En matière de vente immobilière et en pratique, avant la vente définitive chez le Notaire, un compromis de vente est signé entre les parties.


Ce compromis, souvent rédigé par un agent immobilier ou par un Notaire, doit être soigneusement rédigé.


Il est en quelque sorte un « contrat préparatoire » qui va permettre de constater les engagements réciproques des parties et notamment celui de vendre pour le vendeur et celui d’acheter pour l’acquéreur.


Bien souvent, il va fixer une « date butoir » c’est-à-dire une date à partir de laquelle il sera possible pour le vendeur de mettre en demeure l’acquéreur de réitérer l'acte authentique (de signer l’acte définitif chez le Notaire).


Ainsi, à partir de cette date, le vendeur pourra soit contraindre l’acquéreur à acheter (exécution forcée de la vente) soit poursuivre la résolution de la vente (en clair se délier du compromis) et solliciter des dommages-intérêts.
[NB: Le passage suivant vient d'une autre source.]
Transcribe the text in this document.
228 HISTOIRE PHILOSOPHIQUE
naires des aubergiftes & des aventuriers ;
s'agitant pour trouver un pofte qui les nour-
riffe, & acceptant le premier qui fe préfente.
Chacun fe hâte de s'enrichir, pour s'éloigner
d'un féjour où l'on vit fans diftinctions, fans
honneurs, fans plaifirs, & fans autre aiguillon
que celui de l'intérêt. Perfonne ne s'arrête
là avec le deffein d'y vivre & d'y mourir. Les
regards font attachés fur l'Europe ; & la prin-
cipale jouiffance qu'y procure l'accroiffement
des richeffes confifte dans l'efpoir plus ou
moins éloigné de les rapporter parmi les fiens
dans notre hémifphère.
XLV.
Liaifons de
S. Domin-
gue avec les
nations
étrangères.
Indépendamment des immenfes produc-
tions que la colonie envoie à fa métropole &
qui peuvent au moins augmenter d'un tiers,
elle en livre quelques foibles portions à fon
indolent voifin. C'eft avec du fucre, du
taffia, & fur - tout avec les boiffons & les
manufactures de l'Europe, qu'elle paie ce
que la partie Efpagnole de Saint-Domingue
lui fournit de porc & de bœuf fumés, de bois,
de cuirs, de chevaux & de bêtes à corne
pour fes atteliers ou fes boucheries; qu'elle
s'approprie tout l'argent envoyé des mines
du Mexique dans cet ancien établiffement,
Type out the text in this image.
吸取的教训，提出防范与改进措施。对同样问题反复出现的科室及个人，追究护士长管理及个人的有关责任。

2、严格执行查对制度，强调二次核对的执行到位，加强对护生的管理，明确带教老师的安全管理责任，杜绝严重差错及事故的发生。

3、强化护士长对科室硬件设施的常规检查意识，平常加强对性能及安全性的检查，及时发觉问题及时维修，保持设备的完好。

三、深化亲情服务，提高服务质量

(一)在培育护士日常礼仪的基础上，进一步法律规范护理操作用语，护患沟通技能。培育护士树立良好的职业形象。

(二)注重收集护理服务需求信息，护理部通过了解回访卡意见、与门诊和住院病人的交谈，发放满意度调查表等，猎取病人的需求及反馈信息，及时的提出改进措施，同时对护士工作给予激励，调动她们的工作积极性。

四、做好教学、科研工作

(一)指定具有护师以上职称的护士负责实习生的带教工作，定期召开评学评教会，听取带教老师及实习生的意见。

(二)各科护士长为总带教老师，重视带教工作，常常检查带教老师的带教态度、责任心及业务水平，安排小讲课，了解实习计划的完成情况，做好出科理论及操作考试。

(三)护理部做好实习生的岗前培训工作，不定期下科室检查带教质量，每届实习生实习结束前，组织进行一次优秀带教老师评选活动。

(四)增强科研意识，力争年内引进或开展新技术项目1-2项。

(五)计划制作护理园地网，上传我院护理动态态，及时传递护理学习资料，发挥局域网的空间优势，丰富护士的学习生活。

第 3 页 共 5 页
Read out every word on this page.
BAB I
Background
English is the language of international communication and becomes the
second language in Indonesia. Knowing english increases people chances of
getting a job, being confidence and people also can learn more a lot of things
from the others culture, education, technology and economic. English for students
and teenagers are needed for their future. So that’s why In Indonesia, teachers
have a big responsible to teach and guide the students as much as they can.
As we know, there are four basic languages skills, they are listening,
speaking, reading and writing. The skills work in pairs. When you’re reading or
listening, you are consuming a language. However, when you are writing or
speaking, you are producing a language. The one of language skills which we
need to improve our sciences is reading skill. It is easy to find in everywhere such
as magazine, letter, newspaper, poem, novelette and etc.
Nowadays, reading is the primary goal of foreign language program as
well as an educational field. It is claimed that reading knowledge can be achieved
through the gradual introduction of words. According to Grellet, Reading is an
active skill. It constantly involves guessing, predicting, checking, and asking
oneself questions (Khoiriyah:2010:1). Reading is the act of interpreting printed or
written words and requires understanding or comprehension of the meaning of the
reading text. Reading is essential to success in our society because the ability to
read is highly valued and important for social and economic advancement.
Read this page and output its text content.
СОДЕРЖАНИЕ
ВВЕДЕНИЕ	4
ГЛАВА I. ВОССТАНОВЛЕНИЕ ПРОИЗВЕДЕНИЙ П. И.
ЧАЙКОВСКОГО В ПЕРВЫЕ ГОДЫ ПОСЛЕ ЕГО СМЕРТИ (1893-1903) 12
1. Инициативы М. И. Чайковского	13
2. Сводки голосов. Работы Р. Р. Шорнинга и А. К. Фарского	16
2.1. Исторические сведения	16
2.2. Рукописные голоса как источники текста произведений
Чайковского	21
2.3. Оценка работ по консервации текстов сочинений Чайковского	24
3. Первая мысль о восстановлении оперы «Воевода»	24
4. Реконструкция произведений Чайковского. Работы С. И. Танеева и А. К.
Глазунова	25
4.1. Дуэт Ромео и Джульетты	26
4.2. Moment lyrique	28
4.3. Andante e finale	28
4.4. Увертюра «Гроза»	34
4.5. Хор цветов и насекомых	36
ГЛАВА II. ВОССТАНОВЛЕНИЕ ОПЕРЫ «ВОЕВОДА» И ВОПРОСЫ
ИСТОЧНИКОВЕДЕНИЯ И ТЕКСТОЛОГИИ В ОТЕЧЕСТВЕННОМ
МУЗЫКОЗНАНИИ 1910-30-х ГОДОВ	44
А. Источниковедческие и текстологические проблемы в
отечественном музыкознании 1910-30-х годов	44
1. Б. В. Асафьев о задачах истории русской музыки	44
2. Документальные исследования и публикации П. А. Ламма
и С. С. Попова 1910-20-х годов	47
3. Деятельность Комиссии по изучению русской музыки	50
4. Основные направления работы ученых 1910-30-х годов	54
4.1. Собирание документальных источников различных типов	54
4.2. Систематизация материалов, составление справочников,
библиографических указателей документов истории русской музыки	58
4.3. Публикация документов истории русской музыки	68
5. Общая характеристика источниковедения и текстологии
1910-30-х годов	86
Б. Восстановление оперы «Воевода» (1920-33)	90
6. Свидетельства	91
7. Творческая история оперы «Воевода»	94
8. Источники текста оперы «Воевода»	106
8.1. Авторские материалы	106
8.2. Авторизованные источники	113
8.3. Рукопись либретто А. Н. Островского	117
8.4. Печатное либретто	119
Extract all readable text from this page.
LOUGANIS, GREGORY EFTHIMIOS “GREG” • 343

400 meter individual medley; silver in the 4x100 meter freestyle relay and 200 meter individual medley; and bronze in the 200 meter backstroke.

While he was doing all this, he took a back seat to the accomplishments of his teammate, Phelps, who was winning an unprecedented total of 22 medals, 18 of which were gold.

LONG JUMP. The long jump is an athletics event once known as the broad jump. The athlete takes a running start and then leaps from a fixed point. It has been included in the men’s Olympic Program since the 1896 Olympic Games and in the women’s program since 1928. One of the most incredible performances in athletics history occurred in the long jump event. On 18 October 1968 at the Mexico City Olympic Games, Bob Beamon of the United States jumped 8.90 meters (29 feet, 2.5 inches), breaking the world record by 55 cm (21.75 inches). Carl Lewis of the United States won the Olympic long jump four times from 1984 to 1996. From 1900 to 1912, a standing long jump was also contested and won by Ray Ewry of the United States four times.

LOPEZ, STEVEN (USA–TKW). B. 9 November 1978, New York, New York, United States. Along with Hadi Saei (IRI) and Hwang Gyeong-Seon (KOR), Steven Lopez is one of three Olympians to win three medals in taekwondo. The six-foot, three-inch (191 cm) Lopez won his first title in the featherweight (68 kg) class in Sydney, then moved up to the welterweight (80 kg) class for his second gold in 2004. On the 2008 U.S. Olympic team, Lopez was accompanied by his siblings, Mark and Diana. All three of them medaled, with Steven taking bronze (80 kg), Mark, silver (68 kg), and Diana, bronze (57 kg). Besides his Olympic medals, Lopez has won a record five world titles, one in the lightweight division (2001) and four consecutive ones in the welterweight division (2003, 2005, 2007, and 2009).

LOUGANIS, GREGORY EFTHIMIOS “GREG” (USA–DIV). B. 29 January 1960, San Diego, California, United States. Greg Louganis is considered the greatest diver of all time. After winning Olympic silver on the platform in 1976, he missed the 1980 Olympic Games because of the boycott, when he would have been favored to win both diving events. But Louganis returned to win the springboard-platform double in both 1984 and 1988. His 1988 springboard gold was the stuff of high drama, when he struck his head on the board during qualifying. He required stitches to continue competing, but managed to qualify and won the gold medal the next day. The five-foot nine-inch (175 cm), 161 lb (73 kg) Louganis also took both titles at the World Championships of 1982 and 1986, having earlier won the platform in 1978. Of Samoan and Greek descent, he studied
A noter toutefois qu’il existe une certaine « protection » légale pour l’acquéreur non-professionnel avec le « droit de rétractation » de l’article L. 271-1 du Code de la construction et de l’habitation qui prévoit que l’acquéreur non-professionnel d’un immeuble d’habitation peut se rétracter dans un délai de dix jours.


Mais une fois ce délai de rétractation dépassé, que se passe-t-il si l’acquéreur refuse finalement d’acheter sans raison légitime ? En clair, que se passe-t-il si l’acquéreur décide de ne pas réitérer la vente devant Notaire alors que toutes les conditions suspensives (notamment celle du prêt) étaient levées ?


A quoi s’expose-t-il ? Quels sont les recours du vendeur ? Y-a-t-il des formalités à respecter ?


La possibilité de demander l’exécution forcée de la vente

Lorsque la date butoir de signature de l’acte authentique est dépassée et que l'acquéreur refuse finalement de le signer sans raison légitime, le vendeur pourra en principe et à l’expiration de la date prévue, engager une procédure d'exécution forcée de la vente (à réserver le cas où la réitération en la forme notariée aurait été enfermée dans un délai extinctif dont la survenance emporterait extinction du compromis).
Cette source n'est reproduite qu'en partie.